The monster lifted Jean easily off the roof.

Her feet left the surface. The rest of the roof crumbled behind her, chunks falling into the street. Jean dangled above the ground, throat pressed in the cold grip of the fused skulls.

She could hear Skevin groaning weakly somewhere in the wreck of the bus. He was still alive. But he wasn't getting up.

The cyclops brought her closer to its face.

Its single eye examined her like someone inspecting an insect.

Jean choked, kicking helplessly against the empty air.

Ashlyn ran forward.

"Let her go!" she screamed, tears streaming down her dusty cheeks.

Her legs shook. Her lungs burned. Her palm flared weakly with small, shaky sparks.

"What are you doing?!" Skevin rasped from inside the crushed bus. "Ashlyn, get back—!"

She didn't.

She couldn't.

She watched as the creature's other hand rose.

The fused-head fingers spread.

They reached for Jean's head.

The intention was clear.

It wasn't just going to crush her.

It was going to take her head. Add it to the others.

Add her to the chorus of fake cries and stolen voices.

"No…" Ashlyn whispered. "No, no, no…"

She tried to summon fire.

It sputtered weakly in her palm, barely glowing.

Her power felt like a fading ember.

I'm useless, she thought, despair biting down. I can't fight. I can't save anyone. I'm just… weak.

The monster's fingers wrapped around Jean's skull.

Jean squeezed her eyes shut.

"Ash…" she gasped, trying to speak past the grip on her neck. "Run…"

Time stretched.

The sound of wind faded. The crackle of broken stone quieted. Even the monster's wet breathing seemed to grow distant.

Something… shifted.

The world around Ashlyn slowed.

The monster's moving hand crawled inch by inch, as if dragging through thick oil. Dust motes hung suspended in the air, frozen in place. A falling rock stopped mid-drop beside her.

Color dulled.

Only one thing remained sharp—

A voice.

Smooth. Calm. Male.

It slid into her mind like cold fingertips on the back of her neck.

Would you like to deal with me?

Ashlyn froze, breath catching.

The world around her was motionless—Jean caught in the monster's grip, Skevin half-buried, the cyclops' fingers about to close.

Only Ashlyn could move.

Only she heard it.

Her heart hammered—not from fear of the monster now, but from this new, deeper wrongness.

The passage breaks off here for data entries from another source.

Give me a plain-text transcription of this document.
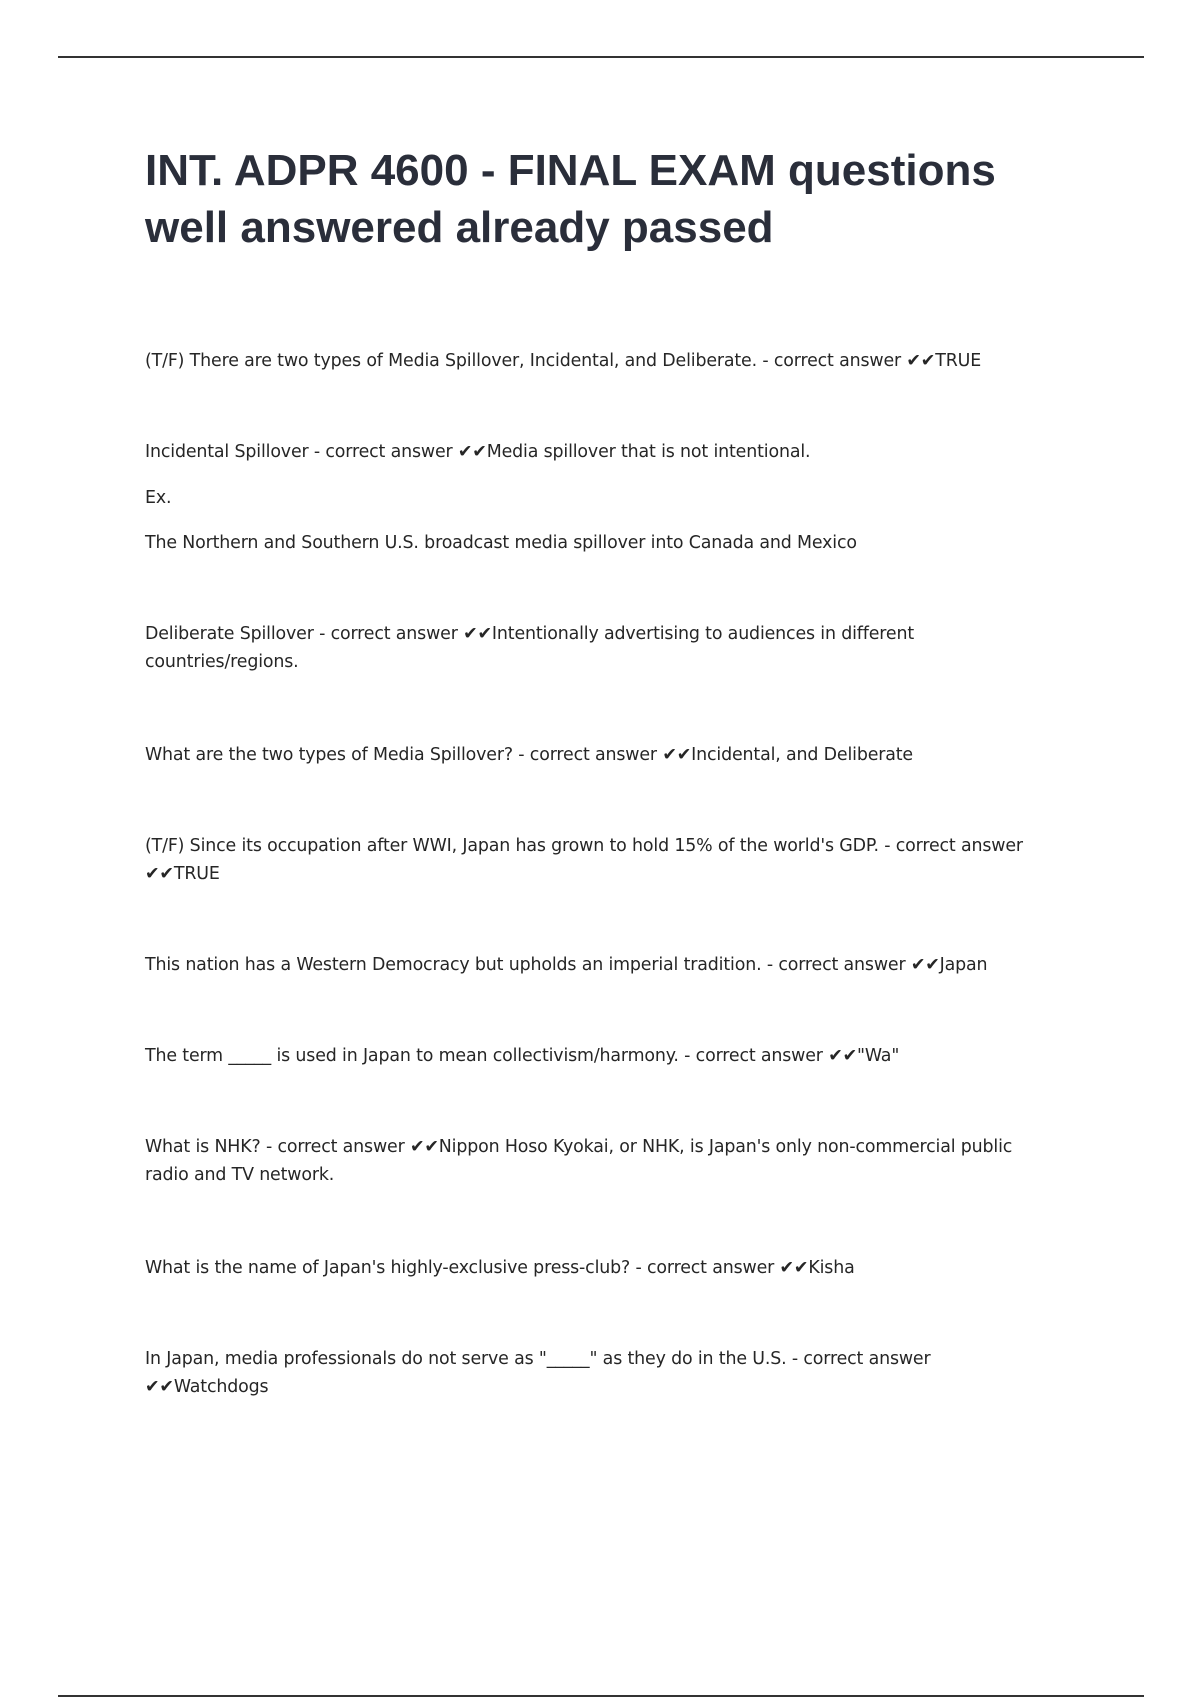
INT. ADPR 4600 - FINAL EXAM questions
well answered already passed

(T/F) There are two types of Media Spillover, Incidental, and Deliberate. - correct answer ✔✔TRUE

Incidental Spillover - correct answer ✔✔Media spillover that is not intentional.

Ex.

The Northern and Southern U.S. broadcast media spillover into Canada and Mexico

Deliberate Spillover - correct answer ✔✔Intentionally advertising to audiences in different
countries/regions.

What are the two types of Media Spillover? - correct answer ✔✔Incidental, and Deliberate

(T/F) Since its occupation after WWI, Japan has grown to hold 15% of the world's GDP. - correct answer
✔✔TRUE

This nation has a Western Democracy but upholds an imperial tradition. - correct answer ✔✔Japan

The term _____ is used in Japan to mean collectivism/harmony. - correct answer ✔✔"Wa"

What is NHK? - correct answer ✔✔Nippon Hoso Kyokai, or NHK, is Japan's only non-commercial public
radio and TV network.

What is the name of Japan's highly-exclusive press-club? - correct answer ✔✔Kisha

In Japan, media professionals do not serve as "_____" as they do in the U.S. - correct answer
✔✔Watchdogs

She turned in place, looking wildly around, but saw no one.

Only dark streets. Frozen dust.

Then, from the corner of her eye, she saw it—

A shadow.

Tall, slim, leaning casually against a broken lamppost that hadn't been standing a moment ago.

His face was obscured, as if the air itself refused to show it clearly. Only the faint outline of a smiling mouth could be seen…and the glint of eyes that weren't any one color.

He adjusted the cuff of his coat as if they were in some quiet café, not at the edge of hell.

"I could help you," the voice continued, speaking directly in her mind while the lips of the shadow barely moved. "Make you stronger. Make this—" he gestured lazily at the stuttering flame in her palm, "—into something more than a flicker."

Ashlyn's throat felt dry.

"And in return…?" she whispered.

He smiled wider.

"As with all things that matter," he said, voice soft as a caress, "we would simply make a deal."

His head inclined toward the frozen image of Jean, held inches from death.

"Tell me, Ashlyn… do you want to save her?"

The world around her remained paused, everything hanging on her answer.